Kebanyakan masyarakat sekarang kurang menguasai dalam berkomunikasi dan
berbahasa secara baik, terutama bahasa asing yang menjadi sorotan utama dalam
perkembangan komunikasi pada kehidupan di era global.
1.2.Rumusan masalah
Dari latar belakang diatas dapat dirumuskan beberapa pembahasan
diantaranya:
1. Peran bahasa Dalam kommunkasi ?
2.
Peran
bahasa Dalam kehidupan masyarakat desa ?
3.
bahasa
Dalam kommunkasi dan Dalam kehidupan msysrakat desa ?
1.3.Tujuan masalah
Dari
beberapa pokok pembahasan tersebut dapat diperoleh tujuan-tujuan sebagai
berikut:
1.
Mengetahui
Peran bahasa Dalam kommunkasi
2.
Mengetahui
Peran bahasa Dalam kehidupan msyasrakat desa
3.
bahasa
Dalam kommunkasi dan Dalam kehidupan msyasrakat desa
BAB II
PEMBAHASAN
2.1.
Peran Bahasa Dalam Kommunkasi
Kemampuan berbahasa yang baik dan
benar merupakan persyaratan mutlak untuk melakukan kegiatan ilmiah sebab bahasa
merupakan sarana komunikasi ilmiah yang pokok. Tanpa penguasaan tata bahasa dan
kosakata yang baik akan sukar bagi seorang ilmuan untuk mengkomunikasikan
gagasannya kepada pihak lain. Dengan bahasa selaku alat komunikasi, kita bukan
saja menyampaikan informasi tetapi juga argumentasi, di mana kejelasan kosakata
dan logika tata bahasa merupakan persyaratan utama.[1]

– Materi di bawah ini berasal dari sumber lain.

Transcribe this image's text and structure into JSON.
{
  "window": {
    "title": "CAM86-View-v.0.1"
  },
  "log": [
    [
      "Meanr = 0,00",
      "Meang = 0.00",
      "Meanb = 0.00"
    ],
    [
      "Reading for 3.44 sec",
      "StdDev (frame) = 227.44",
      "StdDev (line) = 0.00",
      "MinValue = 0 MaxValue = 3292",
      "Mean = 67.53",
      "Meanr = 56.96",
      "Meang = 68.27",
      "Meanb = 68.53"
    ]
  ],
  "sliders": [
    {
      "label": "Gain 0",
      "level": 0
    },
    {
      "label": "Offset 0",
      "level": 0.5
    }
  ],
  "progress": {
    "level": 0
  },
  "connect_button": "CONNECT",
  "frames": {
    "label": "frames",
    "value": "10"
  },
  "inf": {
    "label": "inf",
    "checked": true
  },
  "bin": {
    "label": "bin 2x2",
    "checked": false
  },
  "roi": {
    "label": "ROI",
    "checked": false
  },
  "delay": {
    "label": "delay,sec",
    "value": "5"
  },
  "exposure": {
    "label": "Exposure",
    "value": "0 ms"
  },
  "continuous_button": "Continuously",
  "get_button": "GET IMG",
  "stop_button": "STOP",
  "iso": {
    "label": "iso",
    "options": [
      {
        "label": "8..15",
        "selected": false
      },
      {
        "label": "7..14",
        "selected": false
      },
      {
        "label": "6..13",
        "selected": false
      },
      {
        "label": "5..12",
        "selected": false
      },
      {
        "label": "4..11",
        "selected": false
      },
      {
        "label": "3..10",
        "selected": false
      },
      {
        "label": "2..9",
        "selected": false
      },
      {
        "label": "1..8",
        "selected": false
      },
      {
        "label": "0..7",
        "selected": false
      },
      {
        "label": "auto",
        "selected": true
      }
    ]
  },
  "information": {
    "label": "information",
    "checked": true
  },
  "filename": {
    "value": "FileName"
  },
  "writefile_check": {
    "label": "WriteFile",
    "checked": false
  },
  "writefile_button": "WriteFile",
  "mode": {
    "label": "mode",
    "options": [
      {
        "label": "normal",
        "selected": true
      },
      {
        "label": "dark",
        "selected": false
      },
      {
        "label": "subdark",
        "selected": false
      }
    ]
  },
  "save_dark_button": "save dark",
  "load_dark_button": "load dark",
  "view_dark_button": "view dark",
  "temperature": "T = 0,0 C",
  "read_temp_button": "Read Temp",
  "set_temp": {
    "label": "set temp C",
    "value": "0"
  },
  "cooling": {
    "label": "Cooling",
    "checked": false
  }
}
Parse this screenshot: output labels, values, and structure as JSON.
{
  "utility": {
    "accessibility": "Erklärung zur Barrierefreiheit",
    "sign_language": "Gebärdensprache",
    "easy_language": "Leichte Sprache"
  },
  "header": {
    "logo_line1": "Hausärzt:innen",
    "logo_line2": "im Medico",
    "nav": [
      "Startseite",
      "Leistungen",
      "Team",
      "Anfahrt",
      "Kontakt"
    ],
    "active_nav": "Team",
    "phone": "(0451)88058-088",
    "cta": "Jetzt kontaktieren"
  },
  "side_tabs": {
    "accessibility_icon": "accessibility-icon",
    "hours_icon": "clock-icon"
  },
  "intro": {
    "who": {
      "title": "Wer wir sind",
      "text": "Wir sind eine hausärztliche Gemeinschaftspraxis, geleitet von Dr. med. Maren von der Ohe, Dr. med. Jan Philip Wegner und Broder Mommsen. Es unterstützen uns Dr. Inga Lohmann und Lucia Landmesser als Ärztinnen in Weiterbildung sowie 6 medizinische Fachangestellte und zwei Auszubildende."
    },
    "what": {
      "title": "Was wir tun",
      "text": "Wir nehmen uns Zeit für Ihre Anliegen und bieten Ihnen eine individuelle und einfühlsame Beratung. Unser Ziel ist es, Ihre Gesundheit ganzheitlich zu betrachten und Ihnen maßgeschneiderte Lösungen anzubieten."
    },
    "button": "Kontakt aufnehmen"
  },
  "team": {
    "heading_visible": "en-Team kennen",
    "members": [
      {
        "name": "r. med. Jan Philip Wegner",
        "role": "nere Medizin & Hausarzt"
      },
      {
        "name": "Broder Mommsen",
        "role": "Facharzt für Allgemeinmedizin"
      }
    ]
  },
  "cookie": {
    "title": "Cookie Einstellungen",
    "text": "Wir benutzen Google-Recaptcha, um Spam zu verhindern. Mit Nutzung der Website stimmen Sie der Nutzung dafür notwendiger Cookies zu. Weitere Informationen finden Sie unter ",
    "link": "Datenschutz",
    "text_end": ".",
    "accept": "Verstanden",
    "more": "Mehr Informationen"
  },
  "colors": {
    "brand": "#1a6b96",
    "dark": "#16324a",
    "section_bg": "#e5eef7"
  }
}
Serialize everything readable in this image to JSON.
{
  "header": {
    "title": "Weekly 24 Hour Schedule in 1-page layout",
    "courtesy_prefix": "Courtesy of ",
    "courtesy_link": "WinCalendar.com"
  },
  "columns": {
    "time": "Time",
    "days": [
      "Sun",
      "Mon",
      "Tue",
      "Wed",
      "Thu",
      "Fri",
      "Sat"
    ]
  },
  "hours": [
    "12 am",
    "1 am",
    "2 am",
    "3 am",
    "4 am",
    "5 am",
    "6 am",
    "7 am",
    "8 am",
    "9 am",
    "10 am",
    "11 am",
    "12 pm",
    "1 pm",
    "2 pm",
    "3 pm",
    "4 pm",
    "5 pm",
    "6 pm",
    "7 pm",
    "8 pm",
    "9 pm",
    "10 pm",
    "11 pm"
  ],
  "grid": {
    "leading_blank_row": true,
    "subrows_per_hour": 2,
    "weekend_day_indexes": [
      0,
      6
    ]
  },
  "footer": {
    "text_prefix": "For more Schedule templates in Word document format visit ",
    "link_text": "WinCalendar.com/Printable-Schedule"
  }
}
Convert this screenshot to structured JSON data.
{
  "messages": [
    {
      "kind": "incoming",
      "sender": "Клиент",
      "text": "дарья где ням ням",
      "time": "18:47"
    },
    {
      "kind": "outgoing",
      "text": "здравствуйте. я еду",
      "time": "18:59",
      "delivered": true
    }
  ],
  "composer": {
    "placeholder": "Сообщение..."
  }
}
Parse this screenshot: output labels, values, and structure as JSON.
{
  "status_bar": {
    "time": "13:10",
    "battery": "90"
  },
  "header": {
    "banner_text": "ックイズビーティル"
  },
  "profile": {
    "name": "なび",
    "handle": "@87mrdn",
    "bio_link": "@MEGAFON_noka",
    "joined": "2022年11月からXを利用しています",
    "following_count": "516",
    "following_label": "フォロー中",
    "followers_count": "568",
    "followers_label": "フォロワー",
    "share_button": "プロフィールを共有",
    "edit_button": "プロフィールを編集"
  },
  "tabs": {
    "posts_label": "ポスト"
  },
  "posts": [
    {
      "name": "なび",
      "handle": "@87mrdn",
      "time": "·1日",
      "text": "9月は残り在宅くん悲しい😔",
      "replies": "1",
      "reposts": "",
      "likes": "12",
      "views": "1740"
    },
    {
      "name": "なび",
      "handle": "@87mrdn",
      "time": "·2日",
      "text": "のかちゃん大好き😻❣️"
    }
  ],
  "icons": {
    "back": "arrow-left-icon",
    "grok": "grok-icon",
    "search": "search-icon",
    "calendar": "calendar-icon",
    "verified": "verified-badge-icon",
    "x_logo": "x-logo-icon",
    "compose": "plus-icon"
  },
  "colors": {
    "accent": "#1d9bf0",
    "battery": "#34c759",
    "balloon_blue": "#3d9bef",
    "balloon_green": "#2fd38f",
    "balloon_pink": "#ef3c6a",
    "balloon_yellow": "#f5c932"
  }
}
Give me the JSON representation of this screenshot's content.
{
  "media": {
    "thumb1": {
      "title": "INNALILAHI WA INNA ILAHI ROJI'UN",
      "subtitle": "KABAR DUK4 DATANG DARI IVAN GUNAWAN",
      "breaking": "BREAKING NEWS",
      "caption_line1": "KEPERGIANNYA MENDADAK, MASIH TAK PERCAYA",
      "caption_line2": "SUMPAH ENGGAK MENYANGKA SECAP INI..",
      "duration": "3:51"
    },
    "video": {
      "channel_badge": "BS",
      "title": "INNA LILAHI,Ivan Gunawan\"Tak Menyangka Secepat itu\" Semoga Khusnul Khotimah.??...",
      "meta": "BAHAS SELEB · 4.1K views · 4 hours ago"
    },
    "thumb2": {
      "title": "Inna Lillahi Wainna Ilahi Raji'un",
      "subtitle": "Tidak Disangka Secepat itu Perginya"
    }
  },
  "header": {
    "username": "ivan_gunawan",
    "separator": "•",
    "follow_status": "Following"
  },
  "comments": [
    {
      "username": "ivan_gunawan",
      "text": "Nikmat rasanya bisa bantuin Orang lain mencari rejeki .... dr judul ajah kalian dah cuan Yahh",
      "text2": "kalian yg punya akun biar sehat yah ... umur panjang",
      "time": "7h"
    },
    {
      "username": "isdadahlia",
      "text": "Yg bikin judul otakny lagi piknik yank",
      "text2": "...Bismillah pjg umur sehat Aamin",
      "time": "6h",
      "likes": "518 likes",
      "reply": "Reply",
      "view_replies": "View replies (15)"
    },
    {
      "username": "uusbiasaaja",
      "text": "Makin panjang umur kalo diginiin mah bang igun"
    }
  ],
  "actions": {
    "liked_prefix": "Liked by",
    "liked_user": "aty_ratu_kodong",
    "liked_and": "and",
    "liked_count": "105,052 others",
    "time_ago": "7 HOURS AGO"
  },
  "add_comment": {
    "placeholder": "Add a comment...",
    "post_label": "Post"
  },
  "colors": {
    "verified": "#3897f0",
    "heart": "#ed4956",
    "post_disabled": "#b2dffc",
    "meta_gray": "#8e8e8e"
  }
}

Sebagai alat komunikasi, bahasa
merupakan saluran perumusan maksud kita, melahirkan perasaan kita dan
memungkinkan kita menciptakan kerja sama dengan sesama warga. Ia mengatur
berbagai macam aktivitas kemasyarakatan, merencanakan dan mengarahkan masa
depan kita (Gorys Keraf, 1997 : 4).
Pada saat kita menggunakan bahasa
sebagai alat komunikasi, kita sudah memiliki tujuan tertentu. Kita ingin
dipahami oleh orang lain. Kita ingin menyampaikan gagasan yang dapat diterima
oleh orang lain. Kita ingin membuat orang lain yakin terhadap pandangan kita.
Kita ingin mempengaruhi orang lain. Lebih jauh lagi, kita ingin orang lain
membeli hasil pemikiran kita. Jadi, dalam hal ini pembaca atau pendengar atau
khalayak sasaran menjadi perhatian utama kita. Kita menggunakan bahasa dengan
memperhatikan kepentingan dan kebutuhan khalayak sasaran kita.[2]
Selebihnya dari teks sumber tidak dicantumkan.